Qujiang Wen, Yuling Meng and Weixing Shan
College of Plant Protection and State Key Laboratory of Crop Stress Biology for Arid Areas, Northwest A&F University, Yangling, Shaanxi 712100, China
Phytophthora species belong to a unique class of eukaryotic microorganisms called oomycetes that are morphologically similar to but phylogenetically distant from true fungi. Phytophthora species cause enormous crop losses and damages to natural ecosystems. For example, the Irish Famine causal agent Phytophthora infestans has still been a worldwide major threat to sustainable potato production, owing largely to capability of the pathogen in erasing efficiency of disease resistance genes. Disease resistance is usually achieved by plant recognition of pathogen effectors. Disruption of such recognition, more frequently by genetic or epigenetic changes of expression of recognized effector genes in the pathogen, leads to loss of disease resistance. In this report, we describe an approach for engineering disease resistance in plants against Phytophthora pathogens. Plants encode small secreted proteins in response to stresses, which potentially play a function in triggering resistance, similar to pathogen effectors.
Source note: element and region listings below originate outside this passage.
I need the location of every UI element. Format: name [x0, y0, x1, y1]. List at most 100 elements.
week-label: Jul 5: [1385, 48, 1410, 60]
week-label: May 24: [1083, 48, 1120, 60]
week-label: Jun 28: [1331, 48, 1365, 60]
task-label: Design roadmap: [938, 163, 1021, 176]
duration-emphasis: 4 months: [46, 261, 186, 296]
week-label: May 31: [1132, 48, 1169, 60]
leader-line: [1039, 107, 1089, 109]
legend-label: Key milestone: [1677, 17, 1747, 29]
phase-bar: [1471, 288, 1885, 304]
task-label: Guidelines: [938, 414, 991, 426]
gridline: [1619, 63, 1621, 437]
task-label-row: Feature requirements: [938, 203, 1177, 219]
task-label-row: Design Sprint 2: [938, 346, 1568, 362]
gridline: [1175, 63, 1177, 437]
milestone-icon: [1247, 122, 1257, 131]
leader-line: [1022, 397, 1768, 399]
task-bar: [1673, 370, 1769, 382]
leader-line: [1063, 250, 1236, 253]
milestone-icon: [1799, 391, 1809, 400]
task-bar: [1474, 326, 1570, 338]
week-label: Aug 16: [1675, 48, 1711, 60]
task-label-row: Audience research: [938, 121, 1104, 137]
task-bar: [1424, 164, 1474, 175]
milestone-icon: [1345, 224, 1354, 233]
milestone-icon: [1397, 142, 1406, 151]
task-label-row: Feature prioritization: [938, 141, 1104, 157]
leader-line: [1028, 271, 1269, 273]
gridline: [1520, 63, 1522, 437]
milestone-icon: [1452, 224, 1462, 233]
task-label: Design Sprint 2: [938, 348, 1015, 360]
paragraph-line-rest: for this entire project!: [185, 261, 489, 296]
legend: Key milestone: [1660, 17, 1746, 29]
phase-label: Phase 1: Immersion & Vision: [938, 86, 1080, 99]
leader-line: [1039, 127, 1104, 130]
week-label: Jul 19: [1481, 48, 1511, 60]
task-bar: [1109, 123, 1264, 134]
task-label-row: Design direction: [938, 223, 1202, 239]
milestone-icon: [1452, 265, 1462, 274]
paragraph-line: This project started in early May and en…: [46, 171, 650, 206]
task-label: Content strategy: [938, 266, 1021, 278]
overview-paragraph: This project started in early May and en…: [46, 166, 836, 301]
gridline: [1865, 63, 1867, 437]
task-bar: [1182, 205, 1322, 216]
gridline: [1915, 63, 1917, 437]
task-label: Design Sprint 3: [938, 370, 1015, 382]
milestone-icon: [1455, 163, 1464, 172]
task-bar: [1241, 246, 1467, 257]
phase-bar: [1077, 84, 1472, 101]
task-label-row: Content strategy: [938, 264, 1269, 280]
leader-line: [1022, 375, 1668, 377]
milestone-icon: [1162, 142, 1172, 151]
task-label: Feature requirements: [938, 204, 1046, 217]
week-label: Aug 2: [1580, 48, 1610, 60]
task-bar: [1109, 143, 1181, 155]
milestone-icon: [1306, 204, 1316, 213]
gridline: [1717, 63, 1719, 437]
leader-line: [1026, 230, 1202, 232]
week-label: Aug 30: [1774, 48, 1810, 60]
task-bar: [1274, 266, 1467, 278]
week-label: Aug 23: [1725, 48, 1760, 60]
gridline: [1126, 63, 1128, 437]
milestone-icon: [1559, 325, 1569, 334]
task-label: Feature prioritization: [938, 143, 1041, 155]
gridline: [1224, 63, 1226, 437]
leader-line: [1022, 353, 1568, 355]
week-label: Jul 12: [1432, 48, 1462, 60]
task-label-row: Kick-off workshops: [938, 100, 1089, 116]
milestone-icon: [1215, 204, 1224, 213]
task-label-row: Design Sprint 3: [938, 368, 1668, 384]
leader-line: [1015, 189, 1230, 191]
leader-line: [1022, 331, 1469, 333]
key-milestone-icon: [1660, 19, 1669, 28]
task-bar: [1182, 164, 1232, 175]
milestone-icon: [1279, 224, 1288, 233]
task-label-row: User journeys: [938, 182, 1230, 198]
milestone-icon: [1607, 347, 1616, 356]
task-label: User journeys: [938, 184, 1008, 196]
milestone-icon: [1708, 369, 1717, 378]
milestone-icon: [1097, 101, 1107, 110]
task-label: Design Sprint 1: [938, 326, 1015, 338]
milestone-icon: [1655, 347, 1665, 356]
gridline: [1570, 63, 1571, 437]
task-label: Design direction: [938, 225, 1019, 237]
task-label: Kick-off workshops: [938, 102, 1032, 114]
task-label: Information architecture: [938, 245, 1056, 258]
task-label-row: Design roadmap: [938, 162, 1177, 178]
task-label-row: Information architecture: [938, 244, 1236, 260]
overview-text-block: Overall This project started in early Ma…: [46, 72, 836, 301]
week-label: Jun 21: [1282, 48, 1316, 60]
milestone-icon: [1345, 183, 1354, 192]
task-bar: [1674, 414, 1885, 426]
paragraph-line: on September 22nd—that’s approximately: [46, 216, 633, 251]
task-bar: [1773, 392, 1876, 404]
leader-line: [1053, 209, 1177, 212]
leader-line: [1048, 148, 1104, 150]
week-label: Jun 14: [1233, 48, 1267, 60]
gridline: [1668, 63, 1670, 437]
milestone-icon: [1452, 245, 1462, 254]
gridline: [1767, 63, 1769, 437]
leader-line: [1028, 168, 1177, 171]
Global striking changes in host plant gene expression are well documented in response to pathogen infection. We show that engineered resistance genes based on combinations of a plant cis element highly and specifically responsive to Phytophthora infection and small defense related protein genes lead to high level of resistance to infections by Phytophthora pathogens. The engineered disease resistance to broad-spectrum and is potentially durable. Our results show a novel approach for exploring plant endogenous small proteins in engineering durable and broad-spectrum plant disease resistance against pathogens.